The Eleventh Hour Epiphany?

What a pity, what a very great pity that this Administration left this move until now. How much different might the world be if this had happened in 2000?
US President George W Bush told Palestinians on Thursday he believed they would sign a peace treaty with Israel within a year that would give them their own state.

Challenging sceptics on the first visit to the West Bank city of Ramallah by a US president, he told a news conference with President Mahmoud Abbas: "I believe it's going to happen, that there will be a signed peace treaty by the time I leave office."

In some of the boldest language he has used since hosting a summit at Annapolis in the United States in November that relaunched peace negotiations after a seven-year hiatus, Bush added: "I am confident that with proper help the state of Palestine will emerge."
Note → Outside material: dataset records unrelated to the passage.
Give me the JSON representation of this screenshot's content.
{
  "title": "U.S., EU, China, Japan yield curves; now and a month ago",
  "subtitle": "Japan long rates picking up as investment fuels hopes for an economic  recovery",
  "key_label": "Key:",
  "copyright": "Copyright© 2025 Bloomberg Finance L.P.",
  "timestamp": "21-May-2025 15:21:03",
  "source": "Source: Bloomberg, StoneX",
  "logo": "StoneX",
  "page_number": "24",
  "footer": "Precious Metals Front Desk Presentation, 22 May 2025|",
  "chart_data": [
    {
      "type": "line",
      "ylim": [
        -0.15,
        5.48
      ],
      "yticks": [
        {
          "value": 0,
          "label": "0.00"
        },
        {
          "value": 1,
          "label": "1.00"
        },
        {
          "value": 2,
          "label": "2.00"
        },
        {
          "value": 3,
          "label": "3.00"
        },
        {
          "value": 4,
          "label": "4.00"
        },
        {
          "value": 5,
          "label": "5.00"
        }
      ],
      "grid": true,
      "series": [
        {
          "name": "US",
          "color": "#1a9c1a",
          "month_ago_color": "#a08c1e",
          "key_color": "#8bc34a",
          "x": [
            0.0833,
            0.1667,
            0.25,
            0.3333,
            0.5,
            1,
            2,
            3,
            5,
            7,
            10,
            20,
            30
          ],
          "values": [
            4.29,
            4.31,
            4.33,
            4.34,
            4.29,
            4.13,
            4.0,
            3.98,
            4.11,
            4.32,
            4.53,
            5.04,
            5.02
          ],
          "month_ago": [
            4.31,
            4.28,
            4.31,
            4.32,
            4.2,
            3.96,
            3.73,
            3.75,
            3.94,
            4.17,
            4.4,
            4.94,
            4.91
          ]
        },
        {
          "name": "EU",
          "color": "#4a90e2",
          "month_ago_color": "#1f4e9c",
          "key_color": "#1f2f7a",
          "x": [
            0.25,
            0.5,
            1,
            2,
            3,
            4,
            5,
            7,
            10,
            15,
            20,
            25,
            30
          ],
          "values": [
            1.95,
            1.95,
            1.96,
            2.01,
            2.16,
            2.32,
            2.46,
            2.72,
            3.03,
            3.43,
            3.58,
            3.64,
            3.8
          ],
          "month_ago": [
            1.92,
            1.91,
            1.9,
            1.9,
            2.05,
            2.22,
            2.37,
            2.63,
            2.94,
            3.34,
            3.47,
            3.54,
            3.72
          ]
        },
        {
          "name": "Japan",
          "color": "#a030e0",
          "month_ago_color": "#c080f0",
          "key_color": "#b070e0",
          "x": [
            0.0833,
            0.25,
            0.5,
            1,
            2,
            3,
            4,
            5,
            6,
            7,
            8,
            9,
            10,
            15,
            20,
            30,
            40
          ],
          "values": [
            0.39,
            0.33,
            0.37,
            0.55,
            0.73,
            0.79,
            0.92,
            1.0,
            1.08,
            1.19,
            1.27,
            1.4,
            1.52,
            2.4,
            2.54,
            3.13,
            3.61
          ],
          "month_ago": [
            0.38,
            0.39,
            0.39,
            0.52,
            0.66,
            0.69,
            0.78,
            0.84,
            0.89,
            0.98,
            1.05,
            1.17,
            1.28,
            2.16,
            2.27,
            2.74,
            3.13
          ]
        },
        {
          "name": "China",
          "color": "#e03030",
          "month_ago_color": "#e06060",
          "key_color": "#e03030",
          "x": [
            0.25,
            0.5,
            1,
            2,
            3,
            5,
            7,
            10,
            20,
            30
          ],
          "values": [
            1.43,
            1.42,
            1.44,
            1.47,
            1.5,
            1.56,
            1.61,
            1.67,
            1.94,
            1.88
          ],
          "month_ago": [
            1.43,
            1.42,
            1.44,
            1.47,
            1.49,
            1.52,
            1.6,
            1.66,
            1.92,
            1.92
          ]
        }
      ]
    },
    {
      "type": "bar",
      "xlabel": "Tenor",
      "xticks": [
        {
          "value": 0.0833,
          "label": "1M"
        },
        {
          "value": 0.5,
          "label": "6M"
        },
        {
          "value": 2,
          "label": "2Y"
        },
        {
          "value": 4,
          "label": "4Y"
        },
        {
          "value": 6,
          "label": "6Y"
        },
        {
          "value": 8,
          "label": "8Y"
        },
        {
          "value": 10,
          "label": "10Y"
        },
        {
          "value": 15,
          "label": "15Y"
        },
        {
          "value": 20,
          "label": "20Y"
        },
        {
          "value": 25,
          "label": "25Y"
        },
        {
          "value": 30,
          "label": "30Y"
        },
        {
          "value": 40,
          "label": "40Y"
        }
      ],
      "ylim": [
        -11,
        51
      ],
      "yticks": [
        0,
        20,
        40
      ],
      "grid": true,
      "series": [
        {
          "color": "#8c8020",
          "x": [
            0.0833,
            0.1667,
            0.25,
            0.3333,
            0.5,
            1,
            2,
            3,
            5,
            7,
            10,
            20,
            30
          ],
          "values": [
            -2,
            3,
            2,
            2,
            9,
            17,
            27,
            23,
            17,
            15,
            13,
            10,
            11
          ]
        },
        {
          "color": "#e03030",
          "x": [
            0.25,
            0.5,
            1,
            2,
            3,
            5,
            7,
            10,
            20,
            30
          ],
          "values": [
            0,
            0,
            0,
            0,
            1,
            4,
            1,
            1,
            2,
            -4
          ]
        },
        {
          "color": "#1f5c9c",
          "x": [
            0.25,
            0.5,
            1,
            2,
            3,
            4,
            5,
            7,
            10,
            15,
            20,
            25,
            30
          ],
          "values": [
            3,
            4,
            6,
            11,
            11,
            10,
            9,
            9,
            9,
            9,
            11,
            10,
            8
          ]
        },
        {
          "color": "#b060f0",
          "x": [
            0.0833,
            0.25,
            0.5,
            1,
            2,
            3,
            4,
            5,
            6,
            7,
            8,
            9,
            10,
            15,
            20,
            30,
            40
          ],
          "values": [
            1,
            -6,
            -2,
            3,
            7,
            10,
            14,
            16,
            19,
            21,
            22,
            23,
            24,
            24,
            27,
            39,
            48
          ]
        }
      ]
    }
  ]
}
Officials have said that any treaty signed by the time Bush steps down next January would not lead to the immediate creation of a new state. A number of formalities would remain and Israel has made it clear it will not end its occupation of the West Bank until it is sure its own territory is safe from attack.

Bush also said that he was unsure that the isolation of the Gaza Strip, a major part of any future state, could be solved within the year. Abbas lost control of the enclave in June to Hamas Islamists who are fighting Israeli forces. Hamas hostility to the peace talks is a major obstacle to any peace deal.

Bush said Washington, Israel's closest ally and now a strong backer of Abbas' administration, stood ready to provide both political and economic backing but that Abbas and Israeli Prime Minister Ehud Olmert must "come together to make hard choices".

Speaking at the Muqata compound where the late Palestinian leader Yasser Arafat was besieged by Israeli forces just a few years ago, Arafat's successor Abbas hailed Bush as the first US president to commit fully to back a Palestinian state.


The reticence of the US to tackle the problems of the Middle East head-on, Israel and Palestine in particular, in a fair and rational manner has been one of my major criticisms of successive administrations going right back to Carter and the Camp David meetings.

Will this time around the mulberry bush be any different? Certainly I fervently hope. Reality tells me not to hold my breath.